Principaux renseignements
- Lors de la récente attaque contre Kiev, la Russie a utilisé son tristement célèbre missile Oreshnik.
- Selon les experts, le pays cherche ainsi à masquer son élan en perte de vitesse.
- Des défaillances techniques et des cibles imprécises sapent les efforts d’intimidation de Moscou.
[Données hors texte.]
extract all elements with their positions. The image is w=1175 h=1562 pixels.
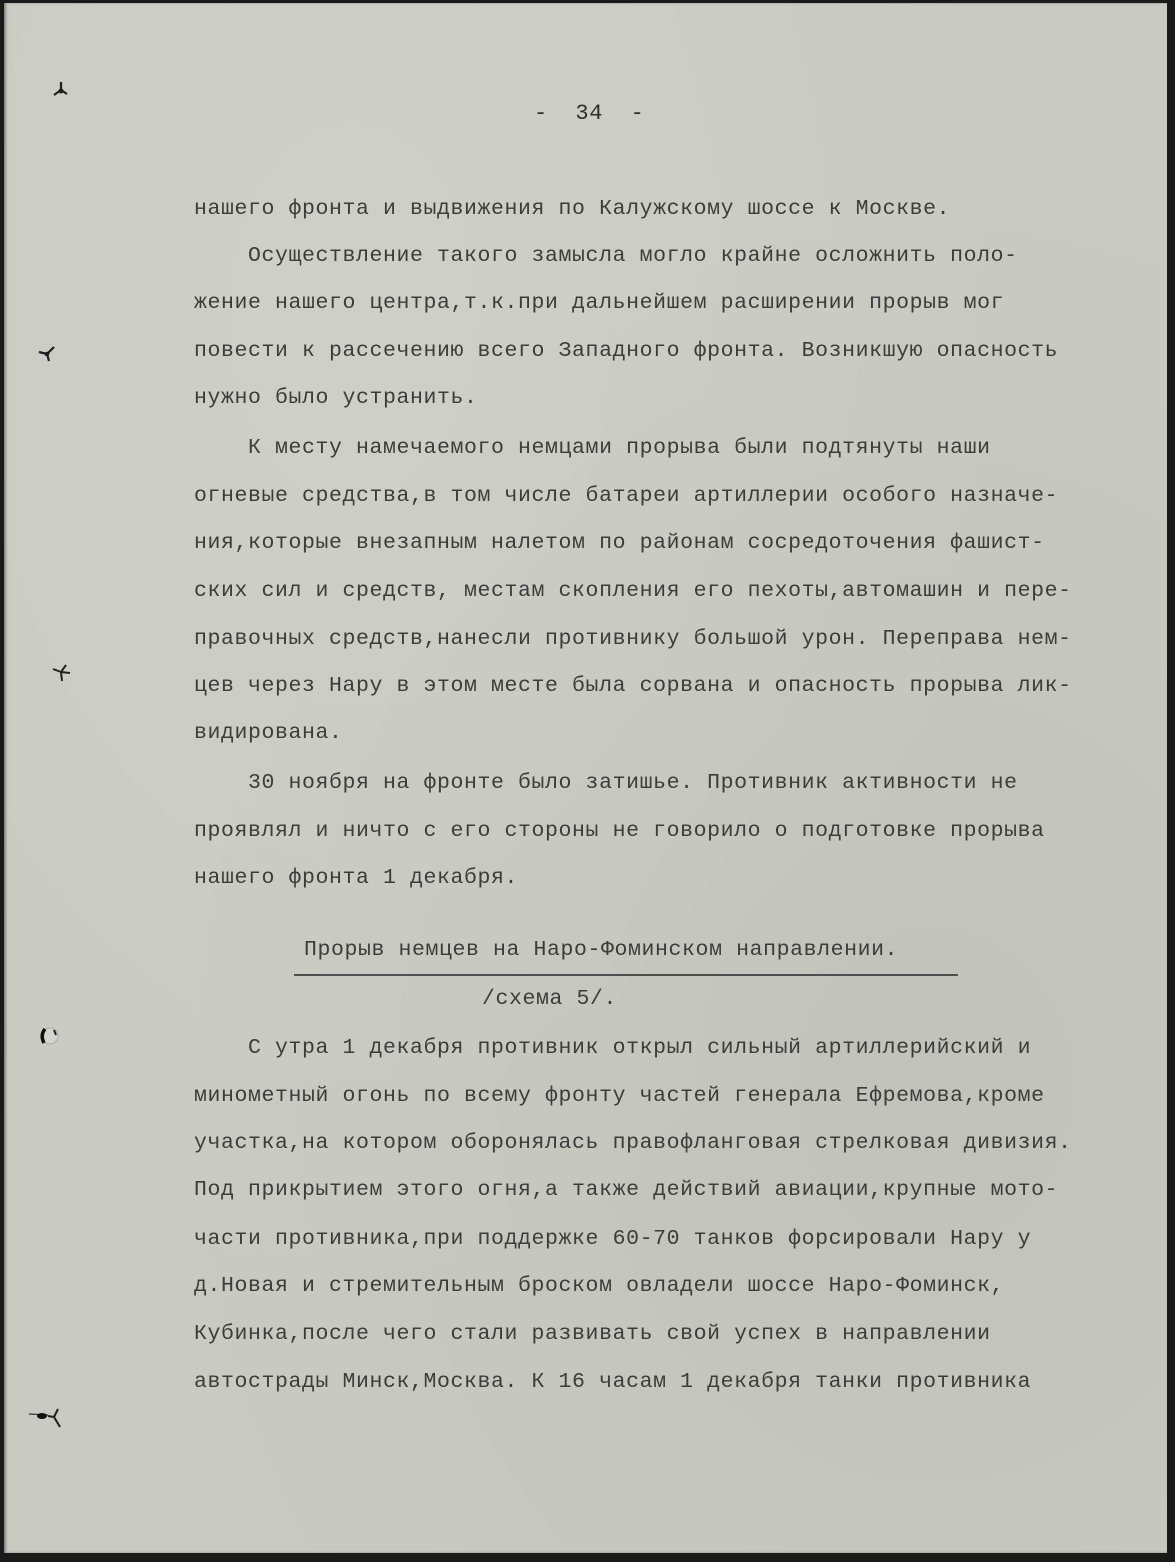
text-line: нужно было устранить. [194, 388, 478, 410]
text-line: жение нашего центра,т.к.при дальнейшем р… [194, 293, 1004, 315]
text-line: Осуществление такого замысла могло крайн… [194, 246, 1018, 268]
text-line: автострады Минск,Москва. К 16 часам 1 де… [194, 1372, 1031, 1394]
text-line: повести к рассечению всего Западного фро… [194, 341, 1058, 363]
text-line: С утра 1 декабря противник открыл сильны… [194, 1038, 1031, 1060]
text-line: части противника,при поддержке 60-70 тан… [194, 1229, 1031, 1251]
punch-hole-icon [38, 345, 52, 359]
text-line: 30 ноября на фронте было затишье. Против… [194, 773, 1018, 795]
text-line: Под прикрытием этого огня,а также действ… [194, 1180, 1058, 1202]
punch-hole-icon [36, 1023, 50, 1037]
text-line: цев через Нару в этом месте была сорвана… [194, 676, 1072, 698]
scheme-reference: /схема 5/. [482, 989, 617, 1011]
punch-hole-icon [28, 1405, 42, 1419]
text-line: огневые средства,в том числе батареи арт… [194, 486, 1058, 508]
text-line: д.Новая и стремительным броском овладели… [194, 1276, 1004, 1298]
text-line: минометный огонь по всему фронту частей … [194, 1086, 1045, 1108]
document-page: - 34 - нашего фронта и выдвижения по Кал… [4, 3, 1167, 1553]
text-line: правочных средств,нанесли противнику бол… [194, 629, 1072, 651]
punch-hole-icon [52, 663, 66, 677]
text-line: проявлял и ничто с его стороны не говори… [194, 821, 1045, 843]
punch-hole-icon [52, 81, 66, 95]
text-line: нашего фронта и выдвижения по Калужскому… [194, 199, 950, 221]
text-line: видирована. [194, 723, 343, 745]
text-line: нашего фронта 1 декабря. [194, 868, 518, 890]
heading-underline [294, 974, 958, 976]
page-number: - 34 - [534, 103, 644, 125]
text-line: ния,которые внезапным налетом по районам… [194, 533, 1045, 555]
text-line: К месту намечаемого немцами прорыва были… [194, 438, 991, 460]
text-line: ских сил и средств, местам скопления его… [194, 581, 1072, 603]
text-line: Кубинка,после чего стали развивать свой … [194, 1324, 991, 1346]
section-heading: Прорыв немцев на Наро-Фоминском направле… [304, 940, 898, 962]
text-line: участка,на котором оборонялась правофлан… [194, 1133, 1072, 1155]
Le récent déploiement de missiles Oreshnik par les forces russes contre Kiev et ses environs est interprété par certains experts comme une manifestation de l’instabilité croissante de Moscou.
Charge économique
Selon Marcin Zaborowski, rédacteur en chef Europe pour TVP World, ces frappes massives de drones et de missiles visent à simuler une puissance alors même que l’élan opérationnel de la Russie sur les lignes de front s’affaiblit. Zaborowski suggère que la décision d’utiliser de telles armes découle de pertes militaires importantes et du fardeau économique croissant du conflit, faisant de cette attaque une tentative de démontrer des capacités d’escalade plutôt qu’une démonstration de confiance réelle.
Failles
Alors que le missile Oreshnik est conçu pour transporter des ogives nucléaires, les frappes récentes ont utilisé des moyens conventionnels ou reposaient uniquement sur l’impact cinétique. Malgré l’intention d’intimider, l’opération semble avoir été entachée d’erreurs. Alors que l’armée de l’air ukrainienne a reconnu une frappe à Bila Tserkva, les données de l’Institute for the Study of War indiquent qu’un autre missile aurait pu mal fonctionner, atterrissant dans des zones occupées par la Russie de la région de Donetsk.
La cible principale dans la région de Kiev était Bila Tserkva, une ville située à environ 80 kilomètres de la capitale qui abrite des sites industriels et un aérodrome militaire. Cependant, la nature précise des cibles reste floue, certains débris ayant touché un complexe de garages, ce qui a suscité les railleries du public. Une grande partie des dégâts réels a été causée par d’autres systèmes d’armes ; les images de ces frappes révèlent l’utilisation de leurres destinés à détourner les systèmes de défense aérienne des missiles de croisière principaux.
Signaux diplomatiques stratégiques
Dans le cadre d’un autre développement diplomatique, le président Volodymyr Zelensky a accueilli Sviatlana Tsikhanouskaya, la chef de file de l’opposition biélorusse, pour son premier voyage officiel en Ukraine. Zaborowski a noté que le haut niveau de formalité entourant cette visite, qui s’apparentait à une affaire d’État, constituait un signal stratégique. Cela indique la préférence de Kiev pour une collaboration avec le peuple biélorusse plutôt qu’avec l’actuel gouvernement pro-Kremlin dirigé par Alexandre Loukachenko.